One was a late October camping trip where the temp dropped below freezing. Modern tent materials are mighty thin. Cold is really cold when it’s on your skin and not just a number on the weather news.
Also, in early November my day job required working outdoors from sunrise till after sunset on a Saturday and Sunday. Damp misty cold is extra cold.
Being warm is such a blessing.
Somewhere in Platte County tonight people are all bundled up because the heat is turned way down to save on the electric or the gas bill. Or they don’t have utilities working because of tight money.
That doesn’t seem feasible to most of us. We’re used to ticking the thermostat up a notch if the chill seems unpleasant.
I am thankful I can make that tick as winter nears.
Somewhere in the county a young couple ponders their wood pile. They’re going with wood this winter out of financial necessity or just to see if they can.
A friend and I recently discussed our passage through this phase of life, way back in our youth.
I love wood heat, but it’s a lot of work. There’s wood to cut, split and stack. Wood to carry in. Ashes to carry out. Ashes to vacuum up because they always spill around the stove, as do the little pieces of dirt and bark that fall off firewood as you carry it in.
If you don’t, the stove grows cold, so does the house and so do you. Anyone who has ever relied on wood heat to get them through the winter is nodding as they read this.
My generation’s ancestors likely worried that we were a bit soft because we didn’t know how to chop wood. They were right.
I worry about the same in my kids, for whom wood heat is a fire in a fireplace built for fun.
We all are a bit spoiled now, actually.
We count on electric crews to fix the power lines if ice or wind drops them. The propane delivery truck is a phone call away. Central air and heat is wonderfully efficient and has made me lazy compared to my grandfather.
But honestly, I’m grateful. Here are some other blessings I’m thankful for this week.
Our grocery stores hold a remarkable diversity of food.

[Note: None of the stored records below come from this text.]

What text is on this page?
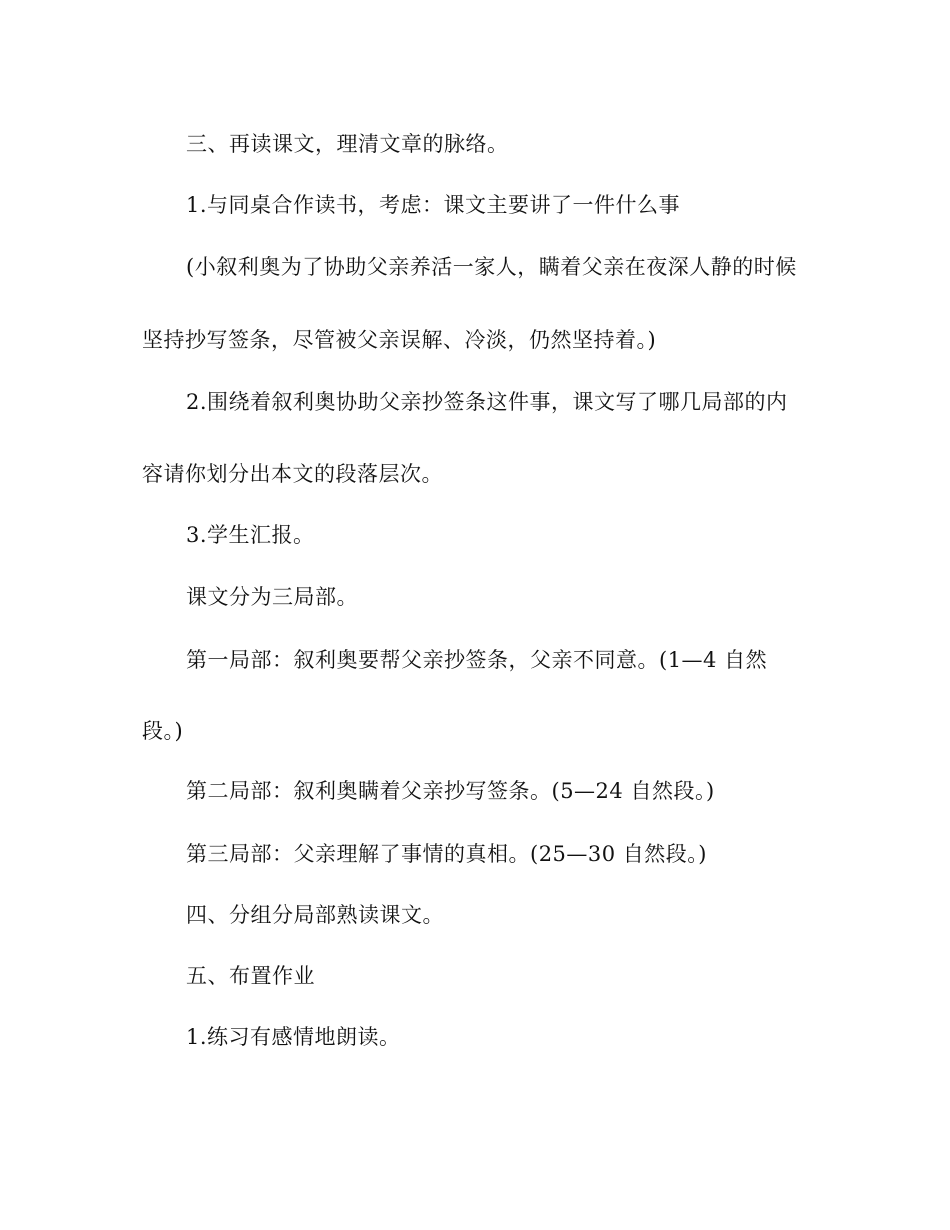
三、再读课文，理清文章的脉络。
1.与同桌合作读书，考虑：课文主要讲了一件什么事
(小叙利奥为了协助父亲养活一家人，瞒着父亲在夜深人静的时候
坚持抄写签条，尽管被父亲误解、冷淡，仍然坚持着。)
2.围绕着叙利奥协助父亲抄签条这件事，课文写了哪几局部的内
容请你划分出本文的段落层次。
3.学生汇报。
课文分为三局部。
第一局部：叙利奥要帮父亲抄签条，父亲不同意。(1—4 自然
段。)
第二局部：叙利奥瞒着父亲抄写签条。(5—24 自然段。)
第三局部：父亲理解了事情的真相。(25—30 自然段。)
四、分组分局部熟读课文。
五、布置作业
1.练习有感情地朗读。
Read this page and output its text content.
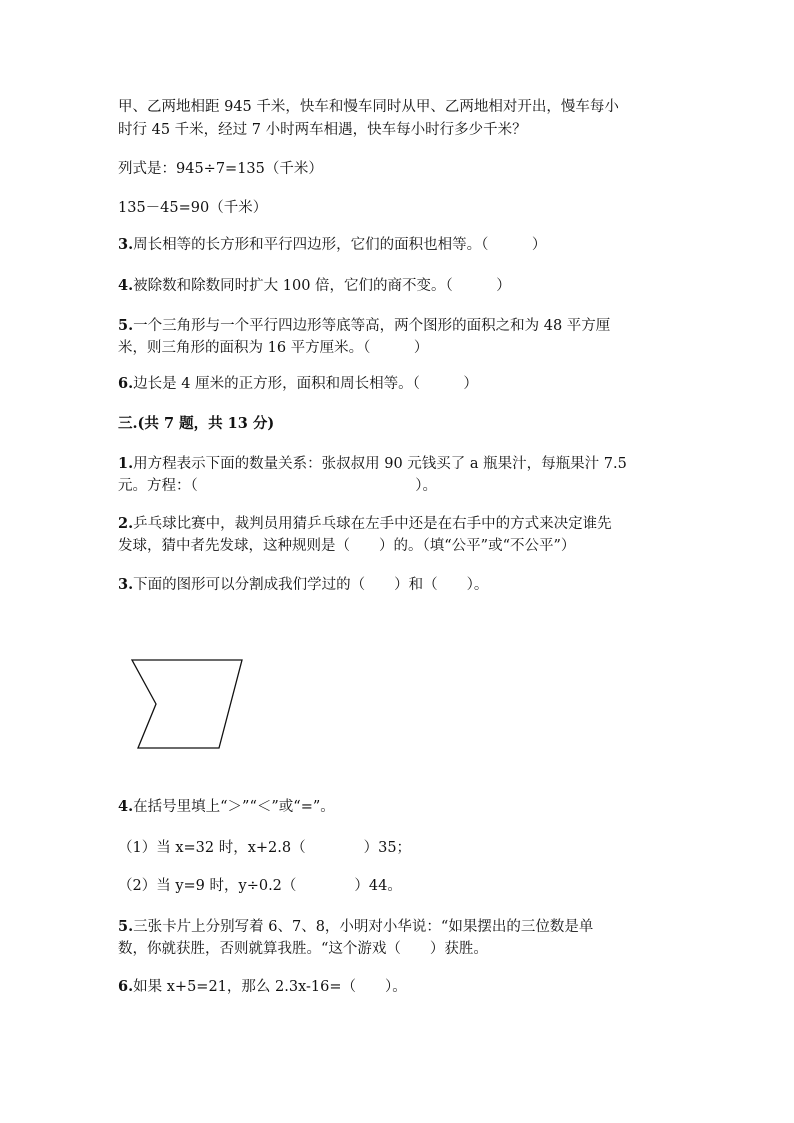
甲、乙两地相距 945 千米，快车和慢车同时从甲、乙两地相对开出，慢车每小
时行 45 千米，经过 7 小时两车相遇，快车每小时行多少千米？
列式是：945÷7=135（千米）
135－45=90（千米）
3.周长相等的长方形和平行四边形，它们的面积也相等。（　　　）
4.被除数和除数同时扩大 100 倍，它们的商不变。（　　　）
5.一个三角形与一个平行四边形等底等高，两个图形的面积之和为 48 平方厘
米，则三角形的面积为 16 平方厘米。（　　　）
6.边长是 4 厘米的正方形，面积和周长相等。（　　　）
三.(共 7 题，共 13 分)
1.用方程表示下面的数量关系：张叔叔用 90 元钱买了 a 瓶果汁，每瓶果汁 7.5
元。方程：（　　　　　　　　　　　　　　　）。
2.乒乓球比赛中，裁判员用猜乒乓球在左手中还是在右手中的方式来决定谁先
发球，猜中者先发球，这种规则是（　　）的。（填“公平”或“不公平”）
3.下面的图形可以分割成我们学过的（　　）和（　　）。
4.在括号里填上“＞”“＜”或“=”。
（1）当 x=32 时，x+2.8（　　　　）35；
（2）当 y=9 时，y÷0.2（　　　　）44。
5.三张卡片上分别写着 6、7、8，小明对小华说：“如果摆出的三位数是单
数，你就获胜，否则就算我胜。“这个游戏（　　）获胜。
6.如果 x+5=21，那么 2.3x-16=（　　）。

It’s amazing really, how we can choose food from the sea or soil, fresh and raw or in a package, frozen or canned, dried or just cooked at the deli. Thank you farmers and grocers.
My cap is tipped to the Missouri Highway Patrol, sheriff’s deputies and city police officers. The world is a bit crazy and you never know what the day will bring.
Thanks also for all you do to bring a bit of civility to the highways. The careful commuters know how reckless and aggressive drivers make patrolling the highways difficult.
Thank you to all voters who study carefully candidates and issues, absorbing information from multiple media outlets and sources, contemplating how you will mark your ballot. However you have voted, the studious and informed voter is critical to a healthy democracy.
I’m grateful for green space, parks, wild places. So are most Platte Countians and they want them as part of the future.
Thank you public school teachers, administrators, school board members, coaches, bus drivers and parents who volunteer to help out with programs and field trips. Public schools are the backbone of American greatness, and we’re fortunate to have good ones in Platte County.
My thanks to numerous elected city officials and civil servants. In a quiet way, you give time and energy to keep our communities pleasantly livable.
I also offer thanks to people who I do not know, but I know you are there.
I was in line this autumn at a fast food place when a stranger explained the efforts of her service club to aid the community. Quietly they help people. The same is true of churches, civic service clubs, and neighbors simply helping neighbors.
Human kindness is a wonderful thing, a different type of warmth, just as important.